Stepwise Explanation:
- DFS Traversal: Perform a DFS traversal on the graph. Maintain two states for each node:
visited(whether the node has been visited in any DFS) andrecursionStack(whether the node is currently in the recursion stack of the *current* DFS path). - Order Generation: During the DFS, instead of processing a node when it's first visited, add it to a stack (or a list in reverse order) *after* all its neighbors (and their respective subgraphs) have been fully explored. This ensures that a node is added to the order only after all its dependencies have been accounted for.
- Cycle Detection: If, during the DFS, you encounter a node that is already in the
recursionStack(meaning it's an ancestor in the current DFS path), a back edge is found, indicating a cycle in the graph. In this case, a topological sort is not possible. - Final Order: Once the DFS for all components is complete, pop elements from the stack. The popped sequence will be the topological sort.
Conclusion
Topological sort is a crucial algorithm for ordering tasks and items based on their dependencies within a Directed Acyclic Graph. Kahn's Algorithm, based on BFS, offers an iterative solution by managing in-degrees, while the DFS-based approach uses recursion to ensure dependencies are met before a node is added to the final order. Both methods effectively solve the problem of linearizing dependencies, provided no cycles exist in the graph.
Summary
- Topological sort orders nodes in a Directed Acyclic Graph (DAG) such that A appears before B if there's an edge A → B.

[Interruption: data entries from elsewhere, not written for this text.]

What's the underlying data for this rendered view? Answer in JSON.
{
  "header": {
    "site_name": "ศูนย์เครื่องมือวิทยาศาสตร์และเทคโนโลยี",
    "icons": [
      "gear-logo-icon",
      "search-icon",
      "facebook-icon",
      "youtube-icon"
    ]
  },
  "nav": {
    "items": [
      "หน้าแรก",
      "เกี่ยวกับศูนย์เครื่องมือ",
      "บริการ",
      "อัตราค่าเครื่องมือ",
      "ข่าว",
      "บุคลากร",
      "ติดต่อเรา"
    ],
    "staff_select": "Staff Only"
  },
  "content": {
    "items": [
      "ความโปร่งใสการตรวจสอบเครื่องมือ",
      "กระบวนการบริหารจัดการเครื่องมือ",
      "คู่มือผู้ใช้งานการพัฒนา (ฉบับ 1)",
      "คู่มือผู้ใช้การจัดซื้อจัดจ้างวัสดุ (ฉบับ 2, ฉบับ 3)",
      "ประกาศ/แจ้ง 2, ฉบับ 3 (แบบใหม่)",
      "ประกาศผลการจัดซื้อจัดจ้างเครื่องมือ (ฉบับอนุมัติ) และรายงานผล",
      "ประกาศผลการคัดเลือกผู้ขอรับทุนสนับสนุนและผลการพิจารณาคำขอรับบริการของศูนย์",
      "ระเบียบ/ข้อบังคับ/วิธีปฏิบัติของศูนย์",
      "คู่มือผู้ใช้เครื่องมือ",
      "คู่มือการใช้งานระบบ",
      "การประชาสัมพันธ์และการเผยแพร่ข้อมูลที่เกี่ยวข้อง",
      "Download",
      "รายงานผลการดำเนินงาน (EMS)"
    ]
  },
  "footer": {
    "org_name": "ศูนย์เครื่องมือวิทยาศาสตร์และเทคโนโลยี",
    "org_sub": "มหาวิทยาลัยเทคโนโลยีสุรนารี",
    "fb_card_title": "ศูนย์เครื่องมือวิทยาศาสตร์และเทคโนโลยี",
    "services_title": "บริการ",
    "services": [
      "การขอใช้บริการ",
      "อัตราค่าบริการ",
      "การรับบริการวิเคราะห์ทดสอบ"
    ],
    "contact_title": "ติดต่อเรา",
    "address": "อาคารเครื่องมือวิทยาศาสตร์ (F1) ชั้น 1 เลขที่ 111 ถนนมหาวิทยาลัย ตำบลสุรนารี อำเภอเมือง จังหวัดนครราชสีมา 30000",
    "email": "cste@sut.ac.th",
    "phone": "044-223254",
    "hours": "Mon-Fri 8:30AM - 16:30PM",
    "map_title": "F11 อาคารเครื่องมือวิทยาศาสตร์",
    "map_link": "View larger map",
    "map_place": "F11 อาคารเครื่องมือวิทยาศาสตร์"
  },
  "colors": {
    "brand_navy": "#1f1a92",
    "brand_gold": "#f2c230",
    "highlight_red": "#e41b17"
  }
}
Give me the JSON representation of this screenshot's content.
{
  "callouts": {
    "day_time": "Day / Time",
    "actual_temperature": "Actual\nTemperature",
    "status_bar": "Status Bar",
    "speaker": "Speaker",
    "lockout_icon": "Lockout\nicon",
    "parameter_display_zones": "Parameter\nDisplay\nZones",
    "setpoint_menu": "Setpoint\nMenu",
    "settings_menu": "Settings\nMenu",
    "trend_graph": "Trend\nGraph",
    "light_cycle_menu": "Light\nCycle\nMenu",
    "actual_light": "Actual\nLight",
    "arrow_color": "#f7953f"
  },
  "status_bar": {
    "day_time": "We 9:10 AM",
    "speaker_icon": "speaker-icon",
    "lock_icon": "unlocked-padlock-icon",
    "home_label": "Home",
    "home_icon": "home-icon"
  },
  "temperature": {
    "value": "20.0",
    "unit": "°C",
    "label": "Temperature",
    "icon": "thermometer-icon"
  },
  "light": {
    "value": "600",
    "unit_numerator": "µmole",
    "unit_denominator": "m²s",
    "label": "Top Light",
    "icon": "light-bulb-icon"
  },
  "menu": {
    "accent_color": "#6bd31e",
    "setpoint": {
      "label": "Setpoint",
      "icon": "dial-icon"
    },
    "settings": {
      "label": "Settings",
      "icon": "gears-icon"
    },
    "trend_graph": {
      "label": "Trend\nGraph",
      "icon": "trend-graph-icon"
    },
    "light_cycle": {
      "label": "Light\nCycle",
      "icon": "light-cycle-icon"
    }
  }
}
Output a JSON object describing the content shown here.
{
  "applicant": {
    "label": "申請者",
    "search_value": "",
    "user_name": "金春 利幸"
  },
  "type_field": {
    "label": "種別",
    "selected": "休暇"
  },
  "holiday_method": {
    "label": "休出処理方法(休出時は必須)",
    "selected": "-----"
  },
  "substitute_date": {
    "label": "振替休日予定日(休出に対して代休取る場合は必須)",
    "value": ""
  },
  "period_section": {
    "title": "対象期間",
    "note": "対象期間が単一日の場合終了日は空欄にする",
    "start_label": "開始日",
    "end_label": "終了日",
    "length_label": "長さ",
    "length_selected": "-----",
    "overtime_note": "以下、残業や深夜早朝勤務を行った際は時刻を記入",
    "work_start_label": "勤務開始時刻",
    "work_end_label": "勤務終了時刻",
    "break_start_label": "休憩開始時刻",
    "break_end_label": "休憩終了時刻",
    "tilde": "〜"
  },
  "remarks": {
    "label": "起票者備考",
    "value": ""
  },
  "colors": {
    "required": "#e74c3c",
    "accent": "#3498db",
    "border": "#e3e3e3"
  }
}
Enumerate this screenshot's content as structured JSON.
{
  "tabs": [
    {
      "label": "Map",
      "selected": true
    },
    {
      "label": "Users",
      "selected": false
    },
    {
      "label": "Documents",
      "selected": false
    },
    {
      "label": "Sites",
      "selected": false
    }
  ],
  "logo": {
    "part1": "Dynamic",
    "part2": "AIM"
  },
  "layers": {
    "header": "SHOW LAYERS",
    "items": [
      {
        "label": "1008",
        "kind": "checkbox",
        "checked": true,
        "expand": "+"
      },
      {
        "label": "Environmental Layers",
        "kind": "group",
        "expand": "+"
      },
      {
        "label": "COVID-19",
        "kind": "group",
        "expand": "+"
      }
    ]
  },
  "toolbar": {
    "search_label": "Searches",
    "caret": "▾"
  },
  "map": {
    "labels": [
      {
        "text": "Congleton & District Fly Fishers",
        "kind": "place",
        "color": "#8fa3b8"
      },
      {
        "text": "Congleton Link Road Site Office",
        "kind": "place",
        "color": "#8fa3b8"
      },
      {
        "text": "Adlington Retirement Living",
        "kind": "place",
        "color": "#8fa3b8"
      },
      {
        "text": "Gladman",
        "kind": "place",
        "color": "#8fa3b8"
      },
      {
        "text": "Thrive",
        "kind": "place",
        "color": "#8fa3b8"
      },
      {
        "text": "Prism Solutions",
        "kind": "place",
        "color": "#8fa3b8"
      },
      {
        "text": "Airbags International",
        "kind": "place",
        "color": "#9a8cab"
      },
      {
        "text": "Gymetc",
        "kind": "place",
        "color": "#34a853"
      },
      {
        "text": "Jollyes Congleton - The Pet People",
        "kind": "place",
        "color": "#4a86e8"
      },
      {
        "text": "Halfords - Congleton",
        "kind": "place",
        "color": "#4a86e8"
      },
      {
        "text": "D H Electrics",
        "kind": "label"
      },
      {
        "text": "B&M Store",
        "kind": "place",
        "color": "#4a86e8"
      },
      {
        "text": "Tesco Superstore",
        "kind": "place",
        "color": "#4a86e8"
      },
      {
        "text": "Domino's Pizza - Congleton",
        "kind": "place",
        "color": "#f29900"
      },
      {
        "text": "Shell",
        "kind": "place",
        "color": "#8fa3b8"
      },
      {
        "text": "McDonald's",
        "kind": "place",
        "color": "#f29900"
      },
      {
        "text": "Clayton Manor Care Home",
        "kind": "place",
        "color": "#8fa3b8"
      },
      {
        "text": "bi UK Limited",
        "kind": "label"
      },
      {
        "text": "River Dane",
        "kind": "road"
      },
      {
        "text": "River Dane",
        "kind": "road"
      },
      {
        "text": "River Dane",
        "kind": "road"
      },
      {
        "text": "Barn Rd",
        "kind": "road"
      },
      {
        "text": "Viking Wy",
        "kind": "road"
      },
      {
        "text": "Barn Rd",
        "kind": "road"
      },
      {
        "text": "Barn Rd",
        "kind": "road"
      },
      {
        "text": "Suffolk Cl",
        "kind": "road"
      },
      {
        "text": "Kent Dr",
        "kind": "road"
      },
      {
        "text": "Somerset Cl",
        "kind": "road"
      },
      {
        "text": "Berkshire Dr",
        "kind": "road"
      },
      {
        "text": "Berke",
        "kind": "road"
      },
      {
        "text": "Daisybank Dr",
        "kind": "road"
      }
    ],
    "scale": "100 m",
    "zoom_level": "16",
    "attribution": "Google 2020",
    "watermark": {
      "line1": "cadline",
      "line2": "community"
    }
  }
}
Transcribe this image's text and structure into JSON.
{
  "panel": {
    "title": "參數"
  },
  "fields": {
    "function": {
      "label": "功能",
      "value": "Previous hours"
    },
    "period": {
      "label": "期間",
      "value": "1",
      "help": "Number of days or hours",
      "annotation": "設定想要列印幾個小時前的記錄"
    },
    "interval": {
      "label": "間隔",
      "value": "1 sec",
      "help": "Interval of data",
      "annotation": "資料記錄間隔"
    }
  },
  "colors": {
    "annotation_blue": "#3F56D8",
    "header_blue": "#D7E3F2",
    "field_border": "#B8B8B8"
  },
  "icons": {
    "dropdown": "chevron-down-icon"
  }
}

- It's used for task scheduling, course prerequisites, and dependency resolution.
- Two main algorithms:
- Kahn's Algorithm (BFS-based): Uses in-degrees and a queue, iteratively processing nodes with no incoming edges.
- DFS-based Algorithm: Uses a recursive DFS traversal, adding nodes to a stack after all their descendants have been visited, then reversing the stack.
- Both algorithms detect cycles; if a cycle exists, a topological sort is not possible.